(Originally Published December 3, 2017)
2013's The Last of Us opens with a menu over a solitary window that is overgrown with leaves and creaking as wind blows through broken panes to flutter the thin, white curtains at its sides. The white paint of the frame is worn and chipped, and moss has begun to fuzz over it. The buzz of an insect darts here and there off screen, somewhere outside the window, past which we can see the angular forms of blurred buildings, likely lost to nature as well.
This image represents how long nature has been unchecked by human traffic and interference, where the natural world has thrived in the absence of a humanity decimated by a parasitic fungus that infects and then drives wild the minds of its hosts. Society has been almost entirely lost, and in the tradition of Heart of Darkness and Lord of the Flies, where civilization's moral leash fails to reach a barbarity emerges. The Last of Us is a violent, brutal game. And as filled as it is with acts of cruelty and desperation, it is just as emotionally wrought; its protagonists, Joel and Ellie, suffer both unspeakable evils to them in the name of lawless opportunism and unspeakable evils to others in the name of desperate survival. And yet, despite this, the image that opens the game and introduces its audience to a world already lost actually holds in it the game's resolution, and its only modicum of hope.
This hope is not something easily won in The Last of Us. Joel and Ellie have both lost and lose much. Each suffers emotional and physical trauma in the course of the game. By the end, the promise of a vaccine to the cordyceps virus that has reduced humanity to a few violent, factional enclaves seems lost, and Joel has potentially betrayed the trust of Ellie, his surrogate daughter.
But when the game ends, they are walking toward a community built on the bones of a dam that, with some engineering, promises energy and a return to some semblance of the life each survivor has left behind. But the lie which Joel tells and their walk to the dam is not actually the conclusion of this story.

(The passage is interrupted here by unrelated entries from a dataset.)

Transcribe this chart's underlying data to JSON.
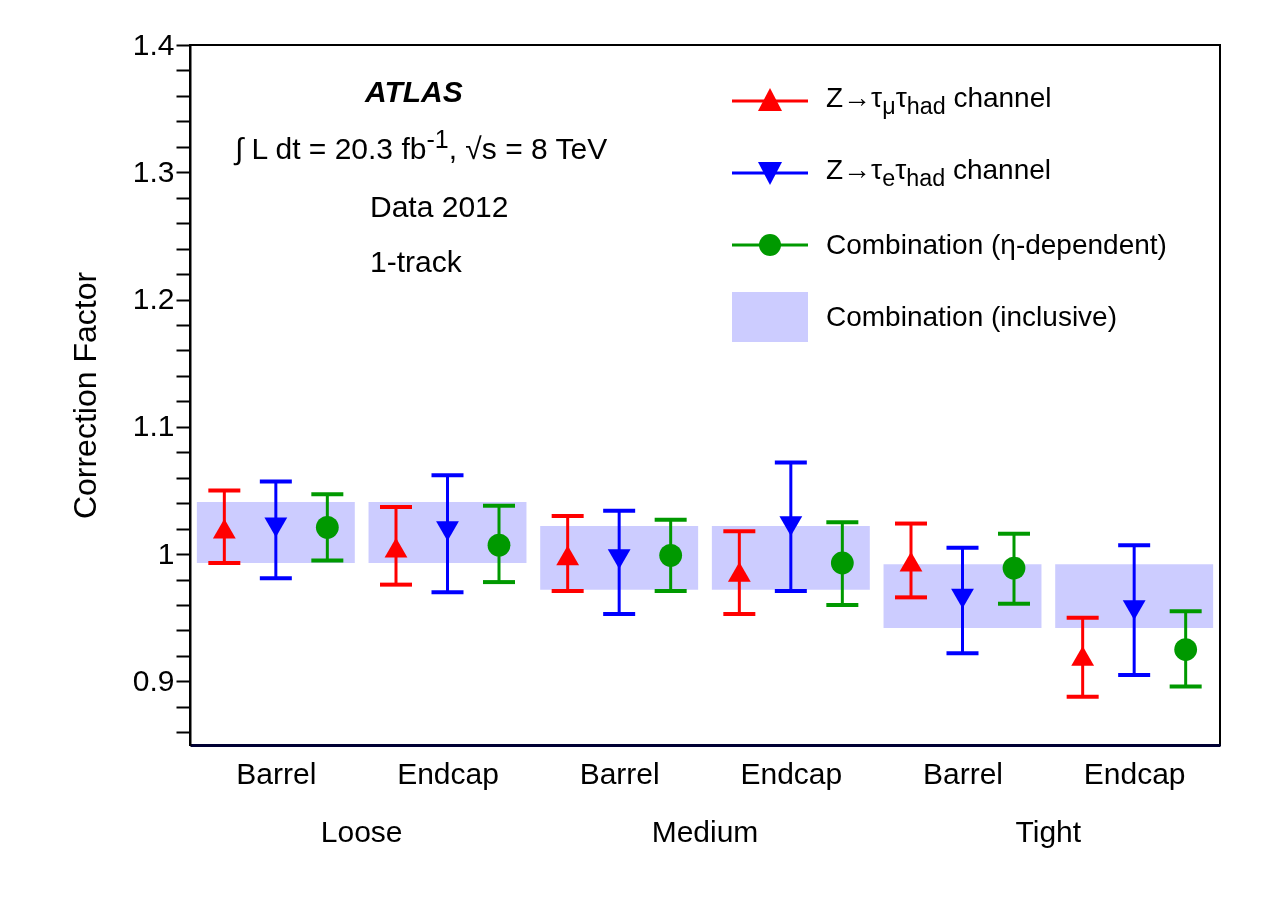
{
  "chart_data": {
    "type": "scatter",
    "ylabel": "Correction Factor",
    "categories": [
      "Barrel",
      "Endcap",
      "Barrel",
      "Endcap",
      "Barrel",
      "Endcap"
    ],
    "series": [
      {
        "name": "Combination (inclusive)",
        "type": "bar",
        "color": "#ccccff",
        "values": [
          0.048,
          0.048,
          0.05,
          0.05,
          0.05,
          0.05
        ],
        "base": [
          0.993,
          0.993,
          0.972,
          0.972,
          0.942,
          0.942
        ]
      },
      {
        "name": "Z→τ$_{μ}$τ$_{had}$ channel",
        "color": "#ff0000",
        "marker": "triangle",
        "values": [
          1.02,
          1.005,
          0.999,
          0.986,
          0.994,
          0.92
        ],
        "errors": [
          [
            0.993,
            1.05
          ],
          [
            0.976,
            1.037
          ],
          [
            0.971,
            1.03
          ],
          [
            0.953,
            1.018
          ],
          [
            0.966,
            1.024
          ],
          [
            0.888,
            0.95
          ]
        ]
      },
      {
        "name": "Z→τ$_{e}$τ$_{had}$ channel",
        "color": "#0000ff",
        "marker": "triangle-down",
        "values": [
          1.021,
          1.018,
          0.996,
          1.022,
          0.965,
          0.956
        ],
        "errors": [
          [
            0.981,
            1.057
          ],
          [
            0.97,
            1.062
          ],
          [
            0.953,
            1.034
          ],
          [
            0.971,
            1.072
          ],
          [
            0.922,
            1.005
          ],
          [
            0.905,
            1.007
          ]
        ]
      },
      {
        "name": "Combination (η-dependent)",
        "color": "#009900",
        "marker": "circle",
        "values": [
          1.021,
          1.007,
          0.999,
          0.993,
          0.989,
          0.925
        ],
        "errors": [
          [
            0.995,
            1.047
          ],
          [
            0.978,
            1.038
          ],
          [
            0.971,
            1.027
          ],
          [
            0.96,
            1.025
          ],
          [
            0.961,
            1.016
          ],
          [
            0.896,
            0.955
          ]
        ]
      }
    ],
    "ylim": [
      0.85,
      1.4
    ],
    "yticks": [
      {
        "value": 0.86,
        "label": null
      },
      {
        "value": 0.88,
        "label": null
      },
      0.9,
      {
        "value": 0.92,
        "label": null
      },
      {
        "value": 0.94,
        "label": null
      },
      {
        "value": 0.96,
        "label": null
      },
      {
        "value": 0.98,
        "label": null
      },
      1,
      {
        "value": 1.02,
        "label": null
      },
      {
        "value": 1.04,
        "label": null
      },
      {
        "value": 1.06,
        "label": null
      },
      {
        "value": 1.08,
        "label": null
      },
      1.1,
      {
        "value": 1.12,
        "label": null
      },
      {
        "value": 1.14,
        "label": null
      },
      {
        "value": 1.16,
        "label": null
      },
      {
        "value": 1.18,
        "label": null
      },
      1.2,
      {
        "value": 1.22,
        "label": null
      },
      {
        "value": 1.24,
        "label": null
      },
      {
        "value": 1.26,
        "label": null
      },
      {
        "value": 1.28,
        "label": null
      },
      1.3,
      {
        "value": 1.32,
        "label": null
      },
      {
        "value": 1.34,
        "label": null
      },
      {
        "value": 1.36,
        "label": null
      },
      {
        "value": 1.38,
        "label": null
      },
      1.4
    ],
    "annotations": [
      "ATLAS",
      "∫ L dt = 20.3 fb$^{-1}$,  √s = 8 TeV",
      "Data 2012",
      "1-track",
      "Loose",
      "Medium",
      "Tight"
    ],
    "grid": false,
    "legend": "top right"
  }
}
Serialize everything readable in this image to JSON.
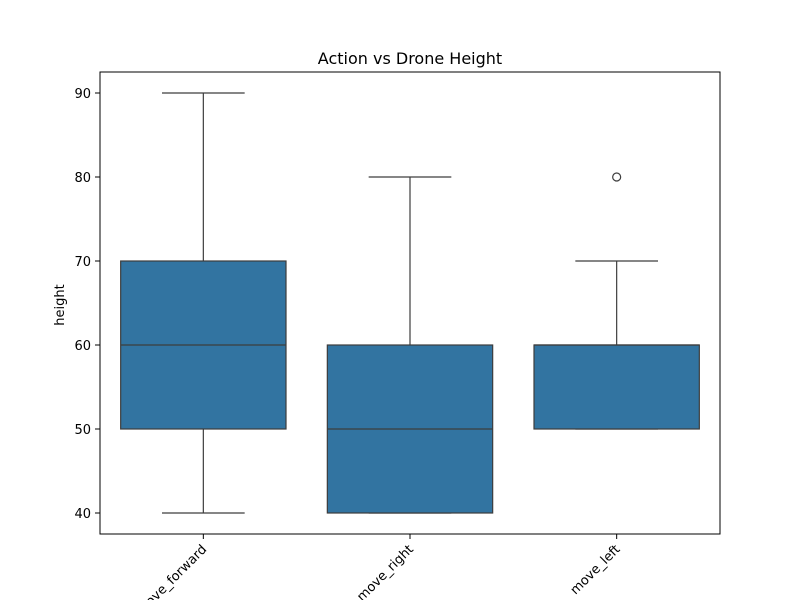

Instead, only once the player returns to the opening menu screen is there a resolution. Again we see the window, still overgrown, still gently swaying with the curtains as the wind blows through, but set aside is a knife. This switchblade belongs to Ellie, and for the duration of the game it has been a constant companion; she plays with it, escapes enemies with it, kills enemies with it. This item of violence that has done, through necessity, much violence defines her character, a young girl of just twelve in a world where innocence is lost nearly at birth.
And yet, after the game has been concluded, her knife is at rest. Out beyond the window, past the breeze and the buzzing, the rushing of water can be heard. By all these signs it seems as though Ellie has found a space where she could be at peace, where she needn't carry a weapon on her at all times. For a character that I had grown an attachment to over the course of the dozen or so hours of gameplay, this was meaningful.
For all its phenomenal production - it sets the standard for character, environmental, and sound design; for emotional, captivating storytelling; for a verisimilitude in the presentation of characters and settings that show the effects of their world on them - on its release, there were some who were critical of the game's almost unrelenting bleakness. It never held anything back from its depictions of man at his most violent and depraved. And yet The Last of Us ends with a note of optimism. There is still room for hope in the world created by developers Naughty Dog. For all the craft they put into creating an emotional, violent, vulnerable, powerful character like Ellie, this small window is a small detail, but a hope that provides much needed catharsis.
And then, at Sony's 2016 Playstation Experience conference, a sequel was revealed. It shows a house bloodied by violence as the camera tracks past the remnants of a deadly struggle. In the last room Ellie plays a guitar and sings, a haunting song about not fearing death, but knowing death well. She sits on a bed, and beside her the source of the room's only light, a window overgrown, framed by two thin, white curtains.
This is not the same window, but its appearance is familiar, a choice that alludes to the menus of the original game. For all the trailer's melancholic violence and unsettling musicality, it is this window that gets to me. Despite the beams of light that pour into the room, this window reminds me that there was once a space for hope in Ellie's life. 19 now, it seems that her hope has been violently quashed.
I cannot speculate what tore her from the community on the dam, but there does not seem to be room for little more than violence ahead of her. The Last of Us Part II does not appear to be a story of survival, like its predecessor, but one of retribution: as the trailer closes, Ellie stops playing to tell Joel that she intends to find "them," and kill every last one.
The Last of Us Part II has me excited, and dismayed. Naughty Dog is a masterful studio without compare and I am certain that this sequel will be not just a great game, but a great work of fiction. I will certainly enjoy the play of the single- and multi-player modes - actually, I've been craving something new in the online game lately; the stealthy intensity satisfies me in a way that maybe no other game does. I will also be engrossed in its tale, likely to be large in scale and intimate in its emotional resonance. Yet, I find myself disappointed by this window.
Poor Ellie. I am so happy to see you, but I wish it wasn't under these conditions. Good luck, friend.